The payments announced today are in addition to $50 million in bonus payments for direct support workers the Department has paid to behavioral health providers. The $50 million is part of $116 million in bonus payments the Department has now paid for more than 20,000 direct support workers providing a broad range of personal care, home health, and behavioral health, shared living, and community and work supports. The bonus payments are supported by the American Rescue Plan and represent a major component of the Department’s plan to improve access to high-quality services that help ensure Maine people of all ages, including those living with disabilities and behavioral health challenges, can remain in their communities.

Additionally, the Mills Administration announced today the opening of Maine’s first comprehensive Crisis Receiving Center, where Maine people experiencing a behavioral health crisis can receive expert, compassionate care in a welcoming, home-like environment and be supported by individuals with lived experience of mental health and substance use challenges. The Department of Health and Human Services contracted with Spurwink to develop and implement the Crisis Center, which will soon be open 24/7. Services can currently be accessed from 7 a.m. to 7 p.m., 7 days a week and provides an important alternative to hospital emergency departments and the corrections system. Located at 62 Elm Street in Portland, the Crisis Receiving Center is supported in part by an investment from the Governor and Legislature in the biennial budget.

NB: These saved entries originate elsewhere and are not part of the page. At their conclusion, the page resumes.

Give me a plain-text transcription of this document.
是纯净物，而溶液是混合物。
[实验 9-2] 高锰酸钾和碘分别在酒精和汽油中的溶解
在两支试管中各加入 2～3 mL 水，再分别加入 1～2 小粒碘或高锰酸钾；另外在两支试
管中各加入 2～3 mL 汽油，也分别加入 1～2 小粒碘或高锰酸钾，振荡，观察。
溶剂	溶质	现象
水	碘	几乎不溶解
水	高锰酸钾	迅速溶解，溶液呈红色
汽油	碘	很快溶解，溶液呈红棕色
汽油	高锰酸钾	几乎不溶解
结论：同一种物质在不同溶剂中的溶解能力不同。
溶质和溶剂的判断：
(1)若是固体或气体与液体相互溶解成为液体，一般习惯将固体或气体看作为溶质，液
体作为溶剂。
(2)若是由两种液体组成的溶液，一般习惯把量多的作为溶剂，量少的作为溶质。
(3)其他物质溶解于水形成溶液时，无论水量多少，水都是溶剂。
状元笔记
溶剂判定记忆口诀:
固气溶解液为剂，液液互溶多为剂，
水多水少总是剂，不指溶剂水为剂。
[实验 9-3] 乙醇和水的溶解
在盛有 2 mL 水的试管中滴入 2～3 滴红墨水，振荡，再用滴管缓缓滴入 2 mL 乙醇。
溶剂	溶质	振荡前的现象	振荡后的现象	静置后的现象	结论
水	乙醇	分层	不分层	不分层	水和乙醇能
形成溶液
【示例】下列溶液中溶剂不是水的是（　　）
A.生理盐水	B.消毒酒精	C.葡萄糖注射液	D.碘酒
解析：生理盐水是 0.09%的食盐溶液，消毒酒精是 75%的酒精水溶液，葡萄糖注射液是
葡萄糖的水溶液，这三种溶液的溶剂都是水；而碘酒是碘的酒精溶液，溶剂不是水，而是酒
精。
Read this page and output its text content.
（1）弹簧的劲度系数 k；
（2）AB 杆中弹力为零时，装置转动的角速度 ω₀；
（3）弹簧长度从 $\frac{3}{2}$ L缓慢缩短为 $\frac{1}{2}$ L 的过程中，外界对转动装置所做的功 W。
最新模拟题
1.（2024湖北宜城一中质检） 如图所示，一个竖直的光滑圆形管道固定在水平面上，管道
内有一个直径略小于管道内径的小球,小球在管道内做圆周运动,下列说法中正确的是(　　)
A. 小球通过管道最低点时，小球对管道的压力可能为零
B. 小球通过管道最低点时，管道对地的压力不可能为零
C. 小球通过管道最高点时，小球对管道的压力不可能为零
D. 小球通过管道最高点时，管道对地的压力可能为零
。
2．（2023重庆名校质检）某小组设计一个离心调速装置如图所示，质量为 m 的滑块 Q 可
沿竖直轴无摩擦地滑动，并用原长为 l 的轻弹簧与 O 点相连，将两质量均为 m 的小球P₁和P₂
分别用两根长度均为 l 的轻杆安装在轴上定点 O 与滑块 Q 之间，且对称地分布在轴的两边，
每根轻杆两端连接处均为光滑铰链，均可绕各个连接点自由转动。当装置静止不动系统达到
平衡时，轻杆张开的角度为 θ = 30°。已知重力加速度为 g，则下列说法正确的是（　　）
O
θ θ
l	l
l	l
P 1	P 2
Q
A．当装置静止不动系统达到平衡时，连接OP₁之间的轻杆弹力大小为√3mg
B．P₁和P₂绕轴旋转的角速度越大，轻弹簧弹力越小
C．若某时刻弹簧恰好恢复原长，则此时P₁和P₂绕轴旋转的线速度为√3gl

As it seeks to strengthen crisis response, the Department also:

  • Opened Maine’s first close supervision residential facility in January 2022 to help manage and provide an alternative to incarceration for patients that do not meet the need for inpatient psychiatric care;
  • Created a Health and Justice team of behavioral health professionals to support mental health court dockets and coordinate care for adults with behavioral health disorders who have or are at risk for criminal justice involvement;
  • Expanded crisis support for youth and children including statewide expansion of the successful pilot of Crisis Aftercare in Aroostook County;
  • Secured a federal grant and began work improving Maine’s mobile crisis model to be multidisciplinary, include substance use crisis, and provide faster response times in the community; and
  • Launched development of a Certified Community Behavioral Health Clinic Model.

The FY22-23 biennial budget combined with the Governor’s proposed supplemental budget represent an investment of $140 million in behavioral health across the biennial. This includes $27.5 million, some already appropriated, for July 1, 2022 cost of living adjustments and funding to increase the adjustments to 4.9%, $800,000 for the DHHS Office of Behavioral Health to continue the Overdose Prevention Through Intensive Outreach Naloxone and Safety (OPTIONS) liaisons program, $1.7 million to provide parity with certain MaineCare payment increases, and $2 million for the DHHS Office of Child and Family Services to support services for homeless youth.

These investments in the biennial and supplemental budgets are in addition to over $33 million of one-time federal funding for mental health and substance use services the Administration has secured over the past year.